Crítica | Sugarcane: a desesperança que ecoa por gerações em um documentário arrastado
National Geographic/Divulgação

Crítica | Sugarcane: a desesperança que ecoa por gerações em um documentário arrastado

Sugarcane é um daqueles filmes que não se contenta em apenas contar uma história; ele busca rasgar as entranhas da história para expor feridas que muitos prefeririam deixar cicatrizadas no silêncio. O documentário, dirigido pela dupla Emily Kassie e Julian Brave NoiseCat, com sensibilidade, mas nem sempre com precisão, mergulha em um dos capítulos mais sombrios da colonização moderna: o assassinato sistemático, os abusos sexuais e a violência física cometidos pela Igreja Católica contra crianças indígenas em escolas residenciais. A espinha dorsal do filme é uma investigação que tenta localizar uma vala comum, um esforço para reunir provas que não apenas reconstruam esse período histórico, mas que também responsabilizem os culpados e, quem sabe, tragam alguma forma de reparação. No entanto, o filme vai além da mera investigação forense. Ele se propõe a ser um retrato da sobrevivência — da cultura, dos indivíduos e das memórias que teimam em persistir, mesmo quando tudo ao redor parece conspirar para apagá-las.

O tema é urgente e necessário. A violência cultural e física sofrida por gerações de indígenas não é apenas um registro histórico; é uma ferida aberta que continua a sangrar. O documentário não poupa o espectador dos detalhes mais cruéis: padres que engravidavam crianças, bebês enterrados ou incinerados pelas freiras, e uma cadeia de abusos que se repetiu por décadas, senão séculos. Essas histórias, omitidas dos livros de história, são trazidas à tona com uma compaixão que é, ao mesmo tempo, a maior força e a maior fraqueza do filme.

A compaixão é evidente na forma como o documentário trata seus entrevistados. Os sobreviventes que compartilham suas histórias são retratados com um respeito quase reverencial. Suas vozes são ouvidas sem pressa, suas pausas e silêncios são respeitados, e suas lágrimas não são exploradas como espetáculo, mas como testemunho. Essa abordagem é importante, pois humaniza vítimas que, por tanto tempo, foram tratadas como meros números em um sistema de opressão.
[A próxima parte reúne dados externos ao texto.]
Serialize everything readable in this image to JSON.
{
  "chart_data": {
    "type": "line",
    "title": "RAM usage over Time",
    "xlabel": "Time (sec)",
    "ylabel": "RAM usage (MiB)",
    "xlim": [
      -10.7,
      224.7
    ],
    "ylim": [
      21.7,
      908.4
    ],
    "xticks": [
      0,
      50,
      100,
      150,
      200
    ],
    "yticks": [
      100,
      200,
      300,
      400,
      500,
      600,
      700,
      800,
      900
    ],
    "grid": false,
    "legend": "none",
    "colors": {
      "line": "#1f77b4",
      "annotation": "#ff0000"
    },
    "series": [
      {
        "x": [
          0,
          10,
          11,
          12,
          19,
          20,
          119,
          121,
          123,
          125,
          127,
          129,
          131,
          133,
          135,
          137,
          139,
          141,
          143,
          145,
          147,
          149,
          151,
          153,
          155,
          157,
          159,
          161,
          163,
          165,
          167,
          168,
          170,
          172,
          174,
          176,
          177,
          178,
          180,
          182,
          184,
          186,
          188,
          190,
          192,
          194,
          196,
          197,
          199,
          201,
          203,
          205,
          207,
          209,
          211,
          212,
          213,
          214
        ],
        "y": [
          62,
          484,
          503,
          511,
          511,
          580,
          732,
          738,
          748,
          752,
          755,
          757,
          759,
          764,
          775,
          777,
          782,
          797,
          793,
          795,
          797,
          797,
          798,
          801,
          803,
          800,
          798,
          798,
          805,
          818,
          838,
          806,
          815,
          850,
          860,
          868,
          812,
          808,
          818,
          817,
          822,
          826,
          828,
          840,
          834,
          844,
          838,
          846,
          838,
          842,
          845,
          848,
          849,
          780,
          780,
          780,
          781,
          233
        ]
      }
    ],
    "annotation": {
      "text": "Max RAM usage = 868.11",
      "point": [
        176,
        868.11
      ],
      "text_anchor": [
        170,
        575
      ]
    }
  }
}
No entanto, essa mesma compaixão parece, às vezes, sufocar o ritmo do filme. Cenas prolongadas de paisagens vazias ou de silêncios que se estendem além do necessário acabam por diluir a urgência do tema. É como se o filme, em seu esforço para não ser invasivo, acabasse se perdendo em sua própria contemplação.

E é aqui que Sugarcane revela sua maior contradição: ele tenta equilibrar três narrativas distintas — a investigação da vala comum, as memórias dos sobreviventes e os traumas geracionais — mas não consegue integrá-las de forma coesa. O resultado é um filme que parece três documentários em um, cada um competindo por atenção e profundidade. A investigação, por exemplo, é fascinante por si só, mas acaba relegada a segundo plano em favor de longas sequências que, embora visualmente belas, pouco acrescentam à narrativa principal. Já as histórias dos sobreviventes, embora poderosas, são interrompidas por cortes abruptos para cenas que parecem desconectadas do todo.
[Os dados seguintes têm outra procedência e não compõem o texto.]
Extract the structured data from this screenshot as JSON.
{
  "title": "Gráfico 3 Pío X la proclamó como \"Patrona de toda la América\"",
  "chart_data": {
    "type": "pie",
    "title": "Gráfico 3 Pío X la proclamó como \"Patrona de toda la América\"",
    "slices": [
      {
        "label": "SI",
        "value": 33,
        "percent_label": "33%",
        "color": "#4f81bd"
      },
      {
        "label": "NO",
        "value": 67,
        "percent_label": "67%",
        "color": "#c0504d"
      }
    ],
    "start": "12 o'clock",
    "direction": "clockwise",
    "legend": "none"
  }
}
Crítica | Sugarcane: a desesperança que ecoa por gerações em um documentário arrastado
National Geographic/Divulgação

Essa falta de foco narrativo é, talvez, o maior pecado do filme. Um tema tão denso e complexo exige uma estrutura que o sustente, e Sugarcane parece hesitar em escolher um caminho. Em vez de mergulhar fundo em uma das vertentes, ele se contenta em navegar superficialmente por todas, deixando o espectador com a sensação de que algo crucial ficou faltando. É como se o filme tivesse medo de ser incisivo, preferindo uma abordagem mais contemplativa, mas que, no final das contas, acaba por diluir o impacto de sua própria mensagem.

Ainda assim, há momentos de brilho inegável. A cena final, por exemplo, é de partir o coração. Sem spoilers, é possível dizer que ela encapsula toda a dor e a desesperança que permeiam o filme. É um momento de rara força emocional, que consegue, em poucos minutos, resumir o que o restante do documentário tenta dizer em quase duas horas. É aqui que Sugarcane encontra sua voz mais autêntica, deixando de lado as digressões e focando no que realmente importa: as vidas que foram destruídas e as que ainda lutam para se reconstruir.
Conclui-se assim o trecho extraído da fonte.